I don’t think it would work. What is the state of design?
Right now we are seeing a shift from minimalism to maximalism. Minimalism has been the key feature of design over the last fifteen years. It all began with Cappellini’s minimal objects and was made popular by IKEA, which does good design at a very low price. Above all if you think that IKEA doesn’t start out from the product, but from the packaging.
Is consumerism going to bury us?
There can be no doubt that our society would not survive if we all bought things that were going to last in time. Like fashion, design always has to propose something new. IKEA, in this, is an expression of our day: it makes affordable to everyone products to be kept and consumed over a relatively short period of time.
But hadn’t capitalism failed?
Far from it. As Thomas Piketty says, we are going back to a 19th-century society, with an aristocracy of capital that has everything without having to work, and the rest of the world that no longer has access to the social ladder. Today a young person has worse prospects than I had. This means on the one hand that design will be increasingly democratic, and on the other there will be a handicraft industry producing unique pieces, without replicas and in very limited editions.
Can you give some advice?
Bet on authenticity. Sooner or later someone will launch an Italian IKEA of quality with economic products that instead of lasting just five years will last fifteen.

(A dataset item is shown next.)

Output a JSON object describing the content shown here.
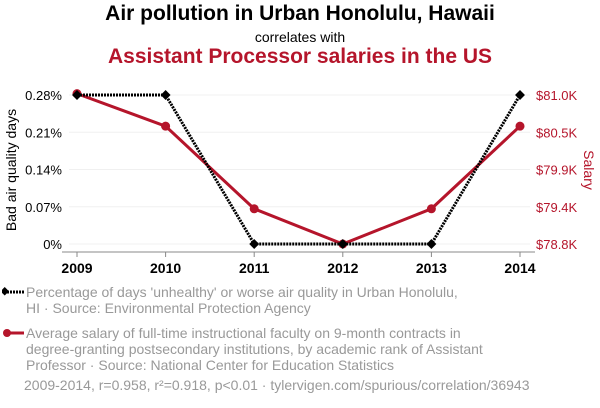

Let’s put out an appeal: designers of Italy, unite.
Brianza is gearing itself up for this type of competition, it is trying to make the leap. I know of companies that make chairs competitive with IKEA’s prices, but of better quality. Between the expensive object and the cheap one there is a vast amount of room. Today either you go for the high end or you go to Zara. There’s nothing in the middle.

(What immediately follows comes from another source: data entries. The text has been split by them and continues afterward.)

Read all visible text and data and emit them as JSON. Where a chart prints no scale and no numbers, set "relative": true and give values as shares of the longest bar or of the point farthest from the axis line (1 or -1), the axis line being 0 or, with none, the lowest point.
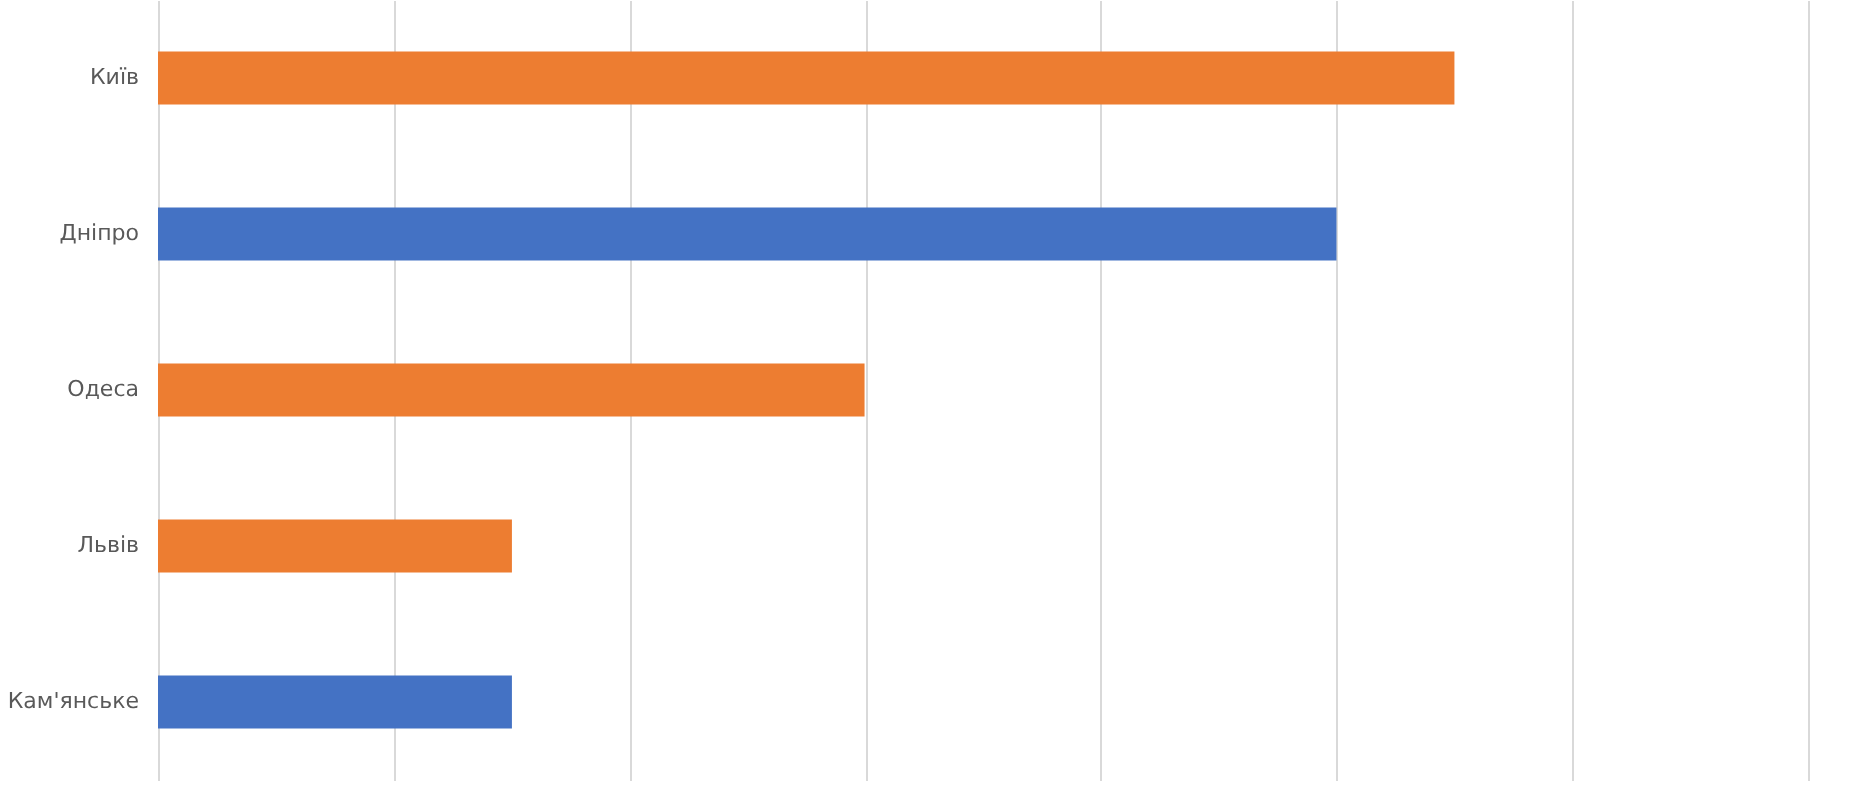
{
  "chart_data": {
    "type": "bar",
    "orientation": "horizontal",
    "relative": true,
    "grid": "x",
    "categories": [
      "Київ",
      "Дніпро",
      "Одеса",
      "Львів",
      "Кам'янське"
    ],
    "values": [
      1,
      0.909,
      0.545,
      0.273,
      0.273
    ],
    "colors": [
      "#ed7d31",
      "#4472c4",
      "#ed7d31",
      "#ed7d31",
      "#4472c4"
    ]
  }
}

By the way, what is your relationship with fashion?
It’s my favorite sector. There are brands that spend a huge amount for events that last two or three months. And in the meantime they’re already thinking about the next initiative. It’s interesting to work on the ephemeral, don’t you think?
The exhibition Design Kaput staged at the Galleria Luisa delle Piane in Milan, which opened at the time of the last MiArt and has just come to an end, may be replicated in New York. On that occasion you talked about the reappropriation of objects. Tell me more.

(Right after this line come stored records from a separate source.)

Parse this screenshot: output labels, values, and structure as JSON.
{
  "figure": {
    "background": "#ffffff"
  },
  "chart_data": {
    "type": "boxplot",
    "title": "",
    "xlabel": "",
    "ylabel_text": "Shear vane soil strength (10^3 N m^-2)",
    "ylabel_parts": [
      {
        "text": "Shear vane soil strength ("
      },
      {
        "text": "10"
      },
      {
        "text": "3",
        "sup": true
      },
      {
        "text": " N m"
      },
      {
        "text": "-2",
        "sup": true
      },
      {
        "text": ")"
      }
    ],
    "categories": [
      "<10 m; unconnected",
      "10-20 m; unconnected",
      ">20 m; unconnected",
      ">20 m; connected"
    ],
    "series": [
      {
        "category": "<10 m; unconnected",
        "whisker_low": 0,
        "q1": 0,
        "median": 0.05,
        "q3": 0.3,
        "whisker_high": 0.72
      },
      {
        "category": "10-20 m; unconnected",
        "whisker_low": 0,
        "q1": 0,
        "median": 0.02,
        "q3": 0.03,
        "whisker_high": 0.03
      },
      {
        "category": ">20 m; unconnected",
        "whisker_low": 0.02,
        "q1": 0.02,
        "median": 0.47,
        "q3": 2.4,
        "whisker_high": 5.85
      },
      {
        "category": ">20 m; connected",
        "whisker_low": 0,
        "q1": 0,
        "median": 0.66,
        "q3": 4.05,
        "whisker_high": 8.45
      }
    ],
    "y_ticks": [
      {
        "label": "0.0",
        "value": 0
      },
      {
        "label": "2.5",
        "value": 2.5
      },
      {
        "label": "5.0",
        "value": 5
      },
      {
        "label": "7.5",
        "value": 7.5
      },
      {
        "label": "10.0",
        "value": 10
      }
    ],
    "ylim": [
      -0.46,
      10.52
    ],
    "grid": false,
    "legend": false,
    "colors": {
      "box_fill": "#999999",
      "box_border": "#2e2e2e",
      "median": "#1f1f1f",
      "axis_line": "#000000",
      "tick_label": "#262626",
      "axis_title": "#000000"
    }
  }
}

I’m not sure about doing the exhibition in New York yet. In fact we still don’t have the name of a gallery. If it happens, as I hope it will, it won’t simply be a replica of the exhibition at Luisa delle Piane’s. It’s not reappropriation, but appropriation: at Design Kaput I showed chairs that were not designed by me, but by Ola Wihlborg for IKEA. I had those chairs painted by hand with the lyrics of songs that had something to do with the bottom, an essential part of the human body when it comes to using a chair. As well as the chairs, I had a table decorated that had been designed by Jean Prouvé for Vitra. The only thing I designed was the type, which is distinguished by the fact that each letter takes up the same space, a square that only slightly reduces its legibility but greatly increases the decorative effect. On a large surface it resembles a fabric with a regular pattern, like the wallpaper that covered all the walls and ceilings of the exhibition space.
What plans do you have for the future, Christoph?
Unfortunately, I can’t see into the future, but I’m sure that it still has something interesting in store for me.